Patients with acute brachial plexus neuritis are often misdiagnosed as having cervical radiculopathy. Acute brachial plexus neuritis is an uncommon disorder characterized by severe shoulder and upper arm pain followed by marked upper arm weakness. The temporal profile of pain preceding weakness is important in establishing a prompt diagnosis and differentiating acute brachial plexus neuritis from cervical radiculopathy. Magnetic resonance imaging of the shoulder and upper arm musculature may reveal denervation within days, allowing prompt diagnosis.
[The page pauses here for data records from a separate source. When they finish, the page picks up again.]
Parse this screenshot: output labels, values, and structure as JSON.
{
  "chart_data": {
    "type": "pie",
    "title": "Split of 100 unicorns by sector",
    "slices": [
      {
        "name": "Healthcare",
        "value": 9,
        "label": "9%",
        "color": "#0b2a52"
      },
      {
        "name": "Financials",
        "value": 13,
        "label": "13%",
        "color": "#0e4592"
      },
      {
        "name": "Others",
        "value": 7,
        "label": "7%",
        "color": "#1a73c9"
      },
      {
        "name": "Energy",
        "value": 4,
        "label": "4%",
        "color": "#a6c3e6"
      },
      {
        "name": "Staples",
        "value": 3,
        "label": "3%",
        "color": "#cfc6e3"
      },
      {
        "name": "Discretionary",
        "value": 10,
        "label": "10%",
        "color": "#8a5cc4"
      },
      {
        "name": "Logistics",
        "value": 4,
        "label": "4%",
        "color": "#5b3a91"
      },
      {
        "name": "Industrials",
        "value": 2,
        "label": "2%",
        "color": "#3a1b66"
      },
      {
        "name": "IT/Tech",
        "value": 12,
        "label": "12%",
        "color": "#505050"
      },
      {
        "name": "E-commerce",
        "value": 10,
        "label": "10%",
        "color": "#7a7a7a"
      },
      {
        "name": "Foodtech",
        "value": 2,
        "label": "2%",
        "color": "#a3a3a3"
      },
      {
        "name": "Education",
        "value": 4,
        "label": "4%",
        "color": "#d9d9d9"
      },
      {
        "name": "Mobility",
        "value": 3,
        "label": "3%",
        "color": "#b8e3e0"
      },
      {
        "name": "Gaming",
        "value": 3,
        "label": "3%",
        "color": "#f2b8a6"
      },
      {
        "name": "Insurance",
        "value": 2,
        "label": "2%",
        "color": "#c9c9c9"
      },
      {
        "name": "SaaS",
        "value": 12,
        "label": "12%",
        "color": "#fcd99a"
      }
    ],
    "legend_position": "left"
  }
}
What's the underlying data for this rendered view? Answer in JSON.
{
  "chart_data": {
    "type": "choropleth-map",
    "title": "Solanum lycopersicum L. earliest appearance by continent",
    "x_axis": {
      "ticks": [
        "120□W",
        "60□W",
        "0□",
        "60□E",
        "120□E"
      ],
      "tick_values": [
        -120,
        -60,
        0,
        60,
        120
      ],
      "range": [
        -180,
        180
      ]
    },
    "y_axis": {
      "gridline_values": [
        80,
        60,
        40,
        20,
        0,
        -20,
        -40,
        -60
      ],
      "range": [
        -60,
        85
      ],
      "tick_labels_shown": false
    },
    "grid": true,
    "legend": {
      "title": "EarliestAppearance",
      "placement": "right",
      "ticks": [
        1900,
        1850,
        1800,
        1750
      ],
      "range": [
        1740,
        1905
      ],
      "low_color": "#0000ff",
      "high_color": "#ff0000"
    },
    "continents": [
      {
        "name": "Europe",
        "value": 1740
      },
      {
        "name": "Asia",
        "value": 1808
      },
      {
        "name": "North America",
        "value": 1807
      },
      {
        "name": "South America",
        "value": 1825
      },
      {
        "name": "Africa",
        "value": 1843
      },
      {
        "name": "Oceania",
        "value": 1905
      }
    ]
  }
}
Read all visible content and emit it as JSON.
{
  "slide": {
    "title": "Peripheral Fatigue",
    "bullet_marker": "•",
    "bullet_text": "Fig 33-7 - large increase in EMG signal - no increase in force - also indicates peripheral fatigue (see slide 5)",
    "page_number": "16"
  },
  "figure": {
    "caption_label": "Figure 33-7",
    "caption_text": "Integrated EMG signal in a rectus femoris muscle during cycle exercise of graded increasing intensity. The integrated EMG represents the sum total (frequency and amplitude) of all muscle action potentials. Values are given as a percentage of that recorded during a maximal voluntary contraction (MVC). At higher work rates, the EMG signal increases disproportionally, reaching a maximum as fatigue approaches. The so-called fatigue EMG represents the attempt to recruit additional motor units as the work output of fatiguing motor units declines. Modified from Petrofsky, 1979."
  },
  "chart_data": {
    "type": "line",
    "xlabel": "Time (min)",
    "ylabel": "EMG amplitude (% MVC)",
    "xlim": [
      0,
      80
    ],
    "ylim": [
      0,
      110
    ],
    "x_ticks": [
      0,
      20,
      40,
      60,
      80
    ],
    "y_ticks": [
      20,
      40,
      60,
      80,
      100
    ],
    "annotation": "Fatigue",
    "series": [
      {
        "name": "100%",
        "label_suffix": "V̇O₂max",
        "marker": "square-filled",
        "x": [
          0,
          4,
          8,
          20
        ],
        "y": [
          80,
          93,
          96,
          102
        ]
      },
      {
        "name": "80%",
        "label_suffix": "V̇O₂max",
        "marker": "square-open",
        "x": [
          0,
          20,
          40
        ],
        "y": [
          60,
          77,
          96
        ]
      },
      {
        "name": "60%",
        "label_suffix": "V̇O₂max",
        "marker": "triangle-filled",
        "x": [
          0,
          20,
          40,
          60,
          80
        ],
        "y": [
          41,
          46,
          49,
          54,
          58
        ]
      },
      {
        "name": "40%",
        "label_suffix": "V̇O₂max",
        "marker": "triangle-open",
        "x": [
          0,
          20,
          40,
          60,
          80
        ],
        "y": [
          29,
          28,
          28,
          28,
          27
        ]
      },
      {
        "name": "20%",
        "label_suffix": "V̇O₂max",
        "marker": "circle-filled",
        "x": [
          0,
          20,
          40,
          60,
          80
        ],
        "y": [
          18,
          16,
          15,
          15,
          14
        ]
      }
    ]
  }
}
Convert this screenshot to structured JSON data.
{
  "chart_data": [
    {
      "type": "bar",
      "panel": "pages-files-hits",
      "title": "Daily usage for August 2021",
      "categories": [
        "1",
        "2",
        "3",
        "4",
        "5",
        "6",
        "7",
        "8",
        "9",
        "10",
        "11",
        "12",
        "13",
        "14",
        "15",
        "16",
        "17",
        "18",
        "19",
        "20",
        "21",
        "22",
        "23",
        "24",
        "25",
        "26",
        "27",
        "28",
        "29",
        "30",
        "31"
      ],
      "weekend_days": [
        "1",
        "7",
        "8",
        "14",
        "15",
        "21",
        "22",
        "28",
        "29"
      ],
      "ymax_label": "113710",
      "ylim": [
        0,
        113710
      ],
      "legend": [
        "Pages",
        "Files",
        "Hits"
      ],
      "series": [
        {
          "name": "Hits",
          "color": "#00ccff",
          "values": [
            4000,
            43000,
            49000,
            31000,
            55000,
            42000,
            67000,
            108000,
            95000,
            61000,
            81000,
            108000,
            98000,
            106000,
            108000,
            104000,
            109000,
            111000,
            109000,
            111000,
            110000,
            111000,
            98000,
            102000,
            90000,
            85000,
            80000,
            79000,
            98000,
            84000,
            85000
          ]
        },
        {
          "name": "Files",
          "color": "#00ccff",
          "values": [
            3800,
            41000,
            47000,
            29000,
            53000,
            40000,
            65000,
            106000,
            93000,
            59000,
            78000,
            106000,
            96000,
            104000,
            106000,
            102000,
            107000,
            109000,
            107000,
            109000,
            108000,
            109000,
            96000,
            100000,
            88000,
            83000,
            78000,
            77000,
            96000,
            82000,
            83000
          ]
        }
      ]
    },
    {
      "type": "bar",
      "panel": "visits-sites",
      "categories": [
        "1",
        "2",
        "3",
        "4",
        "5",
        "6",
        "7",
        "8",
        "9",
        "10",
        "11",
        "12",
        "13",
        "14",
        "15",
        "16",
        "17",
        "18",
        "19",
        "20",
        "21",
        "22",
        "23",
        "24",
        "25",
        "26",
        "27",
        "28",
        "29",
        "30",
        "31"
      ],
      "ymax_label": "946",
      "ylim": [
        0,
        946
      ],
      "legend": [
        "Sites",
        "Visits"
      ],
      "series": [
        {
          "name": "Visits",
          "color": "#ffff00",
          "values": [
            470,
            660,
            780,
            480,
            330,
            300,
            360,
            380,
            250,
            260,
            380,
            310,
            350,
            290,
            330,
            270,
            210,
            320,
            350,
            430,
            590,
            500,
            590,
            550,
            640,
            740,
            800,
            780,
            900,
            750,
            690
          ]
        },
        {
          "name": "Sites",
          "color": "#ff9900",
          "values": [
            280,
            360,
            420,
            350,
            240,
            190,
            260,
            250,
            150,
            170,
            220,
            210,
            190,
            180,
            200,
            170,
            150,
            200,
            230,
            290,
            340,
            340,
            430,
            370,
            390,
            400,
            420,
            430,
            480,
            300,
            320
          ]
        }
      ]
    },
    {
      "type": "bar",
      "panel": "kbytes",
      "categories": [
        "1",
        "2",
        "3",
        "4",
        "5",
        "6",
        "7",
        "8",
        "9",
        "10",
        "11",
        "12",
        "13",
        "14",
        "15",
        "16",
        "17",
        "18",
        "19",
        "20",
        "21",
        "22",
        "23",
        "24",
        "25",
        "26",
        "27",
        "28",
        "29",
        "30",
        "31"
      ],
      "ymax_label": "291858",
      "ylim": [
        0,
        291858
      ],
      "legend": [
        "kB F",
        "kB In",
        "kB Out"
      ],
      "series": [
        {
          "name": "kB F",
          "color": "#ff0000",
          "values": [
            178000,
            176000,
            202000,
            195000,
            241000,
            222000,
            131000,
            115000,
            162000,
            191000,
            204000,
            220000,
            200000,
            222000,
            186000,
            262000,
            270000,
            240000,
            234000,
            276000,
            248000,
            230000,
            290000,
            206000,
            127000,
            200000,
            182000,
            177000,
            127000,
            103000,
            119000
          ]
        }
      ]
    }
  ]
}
Electromyography, conducted three to four weeks after the onset of symptoms, can localize the lesion and help confirm the diagnosis. Treatment includes analgesics and physical therapy, with resolution of symptoms usually occurring in three to four months. Patients with cervical radiculopathy present with simultaneous pain and neurologic deficits that fit a nerve root pattern. This differentiation is important to avoid unnecessary surgery for cervical spondylotic changes in a patient with a plexitis.

Acute brachial plexus neuritis is an uncommon disorder of unknown etiology that is easily confused with other neck and upper extremity abnormalities, such as cervical spondylosis and cervical radiculopathy. 1–3 Patients with acute brachial plexus neuritis present with a characteristic pattern of acute or subacute onset of pain followed by profound weakness of the upper arm and amyotrophic changes affecting the shoulder girdle and upper extremity.1,2,4 In 1943, Spillane5 was probably the first to recognize acute brachial plexus neuritis as a distinct clinical entity. In 1948, Parsonage and Turner6 described 136 cases of this condition and, in view of the doubts of pathology and etiology at the time, gave it the name “neuralgic amyotrophy.”